8 In late 2007, when we began our research, most people relied upon a PC to get online. In 2012, following global trends, the cell phone habits of South Africans have changed dramatically as smart phones, mobile applications and the mobile Internet have entered the mainstream. This doesn’t seem to have affected the customer base of Yeoville’s Internet Cafes.
9 The situation described above arises in low-income neighborhoods such as Yeoville because of the high cost of connecting to the telephone and Internet from home. South Africans pay some of the highest telecommunications rates in the world added to which we have low bandwidth and high bandwidth costs. Added to this, many residents have a particularly tenuous grasp on ‘home’; at the mercy of corrupt landlords who take advantage of their vulnerable status in this country.
10 This is a term Hilton Judin uses to describe architects Cohen & Judins’ approach to their design of the Mandela museum in Transkei; instead of simply providing storage and display spaces representing the life of Mandela, the museum project brought a plentiful and common source of running water (and a structure designed to contain it) to the people still living in the village of Mvezo, where Mandela was born, a legacy that more definitively presents his struggle. Women and children would no longer have to walk to the distant river to collect water. Judin, H, (2000). “Culture as Infrastructure” Journal Architektur Aktuell vol 245, pg 53 – “Less Aesthetics, More Ethics”.
11 This is discussed in greater detail in: J. Hobbs and T. Bristow, (2007). “Communal computing and shared spaces of usage: a study of Internet cafes in developing contexts.”

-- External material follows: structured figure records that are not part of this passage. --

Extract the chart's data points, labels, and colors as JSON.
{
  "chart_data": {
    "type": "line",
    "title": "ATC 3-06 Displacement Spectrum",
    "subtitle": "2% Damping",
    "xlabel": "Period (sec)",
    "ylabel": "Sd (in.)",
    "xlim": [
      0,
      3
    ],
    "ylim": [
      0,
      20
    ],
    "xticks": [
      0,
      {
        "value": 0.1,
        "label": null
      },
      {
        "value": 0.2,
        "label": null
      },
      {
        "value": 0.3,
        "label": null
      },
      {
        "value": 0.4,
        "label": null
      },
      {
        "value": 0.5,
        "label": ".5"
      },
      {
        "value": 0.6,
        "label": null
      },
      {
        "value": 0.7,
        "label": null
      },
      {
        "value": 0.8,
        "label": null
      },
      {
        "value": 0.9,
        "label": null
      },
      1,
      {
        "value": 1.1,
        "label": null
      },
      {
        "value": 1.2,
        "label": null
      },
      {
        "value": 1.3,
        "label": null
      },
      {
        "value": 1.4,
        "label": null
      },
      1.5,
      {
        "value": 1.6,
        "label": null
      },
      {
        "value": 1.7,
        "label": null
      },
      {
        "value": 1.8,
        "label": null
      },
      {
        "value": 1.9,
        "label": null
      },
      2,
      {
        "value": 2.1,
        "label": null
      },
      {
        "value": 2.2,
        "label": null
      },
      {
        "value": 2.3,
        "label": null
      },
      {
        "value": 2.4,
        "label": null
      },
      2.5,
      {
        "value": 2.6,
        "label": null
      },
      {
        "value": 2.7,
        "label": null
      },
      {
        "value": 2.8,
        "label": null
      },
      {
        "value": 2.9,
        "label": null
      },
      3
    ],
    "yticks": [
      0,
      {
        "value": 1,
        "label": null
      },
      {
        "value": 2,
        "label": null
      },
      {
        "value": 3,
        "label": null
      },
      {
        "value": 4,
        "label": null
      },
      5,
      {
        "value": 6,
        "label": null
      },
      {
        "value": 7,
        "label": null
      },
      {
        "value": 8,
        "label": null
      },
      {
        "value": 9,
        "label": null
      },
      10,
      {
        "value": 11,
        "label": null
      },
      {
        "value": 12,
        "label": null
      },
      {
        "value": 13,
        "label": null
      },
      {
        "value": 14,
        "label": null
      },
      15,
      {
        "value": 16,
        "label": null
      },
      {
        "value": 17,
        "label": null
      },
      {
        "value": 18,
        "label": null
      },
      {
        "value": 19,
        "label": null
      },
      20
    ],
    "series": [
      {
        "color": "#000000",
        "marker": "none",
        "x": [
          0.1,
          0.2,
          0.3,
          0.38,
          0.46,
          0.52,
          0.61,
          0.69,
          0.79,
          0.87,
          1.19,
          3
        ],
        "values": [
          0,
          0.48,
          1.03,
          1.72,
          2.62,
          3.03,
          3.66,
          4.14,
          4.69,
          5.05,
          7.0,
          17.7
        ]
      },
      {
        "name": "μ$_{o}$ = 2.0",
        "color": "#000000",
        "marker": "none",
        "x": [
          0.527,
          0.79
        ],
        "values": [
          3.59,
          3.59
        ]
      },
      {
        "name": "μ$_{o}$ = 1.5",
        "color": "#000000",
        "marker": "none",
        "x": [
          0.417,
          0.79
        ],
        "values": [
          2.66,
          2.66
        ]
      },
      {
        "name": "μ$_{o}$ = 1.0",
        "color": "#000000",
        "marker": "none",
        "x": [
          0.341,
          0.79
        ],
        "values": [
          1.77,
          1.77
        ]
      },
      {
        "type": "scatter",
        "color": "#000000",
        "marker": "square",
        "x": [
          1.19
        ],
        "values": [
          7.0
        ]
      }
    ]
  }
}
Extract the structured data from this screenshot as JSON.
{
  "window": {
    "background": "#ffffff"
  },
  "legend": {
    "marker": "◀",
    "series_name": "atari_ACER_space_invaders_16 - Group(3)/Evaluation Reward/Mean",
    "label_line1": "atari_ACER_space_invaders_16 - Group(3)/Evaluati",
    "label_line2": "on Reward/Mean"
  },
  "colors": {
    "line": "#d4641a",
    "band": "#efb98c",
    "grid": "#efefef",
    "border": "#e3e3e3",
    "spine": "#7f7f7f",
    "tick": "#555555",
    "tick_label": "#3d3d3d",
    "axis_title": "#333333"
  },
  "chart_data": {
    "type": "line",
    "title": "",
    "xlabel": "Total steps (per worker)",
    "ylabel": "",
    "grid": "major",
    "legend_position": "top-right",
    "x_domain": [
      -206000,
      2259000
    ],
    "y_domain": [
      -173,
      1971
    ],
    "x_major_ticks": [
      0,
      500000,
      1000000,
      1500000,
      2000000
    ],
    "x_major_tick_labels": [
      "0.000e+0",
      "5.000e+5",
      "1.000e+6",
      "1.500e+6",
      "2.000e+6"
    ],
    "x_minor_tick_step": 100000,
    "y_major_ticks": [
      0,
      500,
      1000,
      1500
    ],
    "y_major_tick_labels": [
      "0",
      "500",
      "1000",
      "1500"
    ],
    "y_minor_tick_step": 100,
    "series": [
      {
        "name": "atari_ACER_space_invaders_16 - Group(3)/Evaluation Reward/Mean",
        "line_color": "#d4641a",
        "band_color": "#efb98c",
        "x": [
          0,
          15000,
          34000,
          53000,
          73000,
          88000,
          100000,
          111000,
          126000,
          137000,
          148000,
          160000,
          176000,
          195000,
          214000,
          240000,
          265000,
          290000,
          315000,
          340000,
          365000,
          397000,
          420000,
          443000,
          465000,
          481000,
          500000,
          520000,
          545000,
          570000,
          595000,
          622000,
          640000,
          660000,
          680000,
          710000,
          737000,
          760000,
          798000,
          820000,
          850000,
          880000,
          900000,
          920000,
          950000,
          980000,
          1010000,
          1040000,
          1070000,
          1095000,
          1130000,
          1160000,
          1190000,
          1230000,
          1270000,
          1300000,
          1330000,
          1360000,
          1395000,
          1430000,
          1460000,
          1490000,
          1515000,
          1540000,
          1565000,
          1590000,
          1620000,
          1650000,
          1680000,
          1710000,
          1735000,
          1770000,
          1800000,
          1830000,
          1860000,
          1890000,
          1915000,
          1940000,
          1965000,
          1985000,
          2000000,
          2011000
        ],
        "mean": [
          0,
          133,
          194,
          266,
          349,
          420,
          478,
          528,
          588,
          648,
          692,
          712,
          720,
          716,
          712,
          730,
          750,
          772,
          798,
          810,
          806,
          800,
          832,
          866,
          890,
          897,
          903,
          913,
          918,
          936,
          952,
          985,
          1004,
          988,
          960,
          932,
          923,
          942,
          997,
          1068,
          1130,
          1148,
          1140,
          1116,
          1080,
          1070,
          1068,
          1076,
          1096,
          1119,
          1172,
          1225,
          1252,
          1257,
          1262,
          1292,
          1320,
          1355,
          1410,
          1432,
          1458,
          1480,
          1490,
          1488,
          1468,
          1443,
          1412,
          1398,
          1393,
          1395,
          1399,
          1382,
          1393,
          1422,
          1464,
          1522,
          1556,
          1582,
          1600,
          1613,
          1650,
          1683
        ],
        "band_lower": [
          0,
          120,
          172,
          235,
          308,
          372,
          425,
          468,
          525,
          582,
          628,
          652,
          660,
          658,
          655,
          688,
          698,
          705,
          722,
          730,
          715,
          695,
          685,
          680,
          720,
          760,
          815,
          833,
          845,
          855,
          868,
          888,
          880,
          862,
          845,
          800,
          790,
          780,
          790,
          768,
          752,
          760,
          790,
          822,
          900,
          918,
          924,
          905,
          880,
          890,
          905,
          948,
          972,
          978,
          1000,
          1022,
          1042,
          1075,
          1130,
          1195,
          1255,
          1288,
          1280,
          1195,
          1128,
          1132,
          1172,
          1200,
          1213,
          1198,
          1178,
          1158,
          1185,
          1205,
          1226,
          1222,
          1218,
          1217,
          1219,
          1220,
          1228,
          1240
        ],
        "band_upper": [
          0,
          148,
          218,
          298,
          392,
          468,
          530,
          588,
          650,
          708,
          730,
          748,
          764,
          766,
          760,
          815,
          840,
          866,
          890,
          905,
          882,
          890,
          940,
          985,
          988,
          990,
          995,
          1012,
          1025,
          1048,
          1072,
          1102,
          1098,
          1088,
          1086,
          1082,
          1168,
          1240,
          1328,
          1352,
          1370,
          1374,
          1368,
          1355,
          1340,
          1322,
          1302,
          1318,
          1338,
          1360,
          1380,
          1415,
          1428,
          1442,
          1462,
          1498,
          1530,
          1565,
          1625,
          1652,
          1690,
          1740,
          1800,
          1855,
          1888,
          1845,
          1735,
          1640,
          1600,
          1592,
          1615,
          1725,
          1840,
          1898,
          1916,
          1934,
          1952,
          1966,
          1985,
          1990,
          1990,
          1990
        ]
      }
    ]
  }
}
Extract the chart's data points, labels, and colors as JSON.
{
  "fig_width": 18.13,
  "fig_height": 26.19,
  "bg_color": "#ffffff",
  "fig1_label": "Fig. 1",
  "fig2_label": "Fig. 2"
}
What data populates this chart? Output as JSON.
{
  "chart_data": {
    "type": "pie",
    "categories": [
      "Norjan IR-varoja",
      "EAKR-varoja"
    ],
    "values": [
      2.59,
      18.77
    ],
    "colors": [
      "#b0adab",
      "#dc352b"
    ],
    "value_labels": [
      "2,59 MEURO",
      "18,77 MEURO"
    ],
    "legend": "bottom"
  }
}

12 The research questionnaires included a section on what users might want from the website. The following received the highest votes: Information on immigrant and refugee rights and resources, the ability to advertise and seek accommodation and jobs, a personal profile on a community website, the ability to share experiences, stories and to leave messages for friends, and finally information on local sport and religious congregations. When asked what their hopes and dreams were, these were the most popular responses: A desire to invest in the local economy; a wish for the despotic leaders of their home countries to be removed; to be able to live and work in South Africa without fear; to be able to work in a chosen profession for which the subject was already qualified; to be able to help others in need.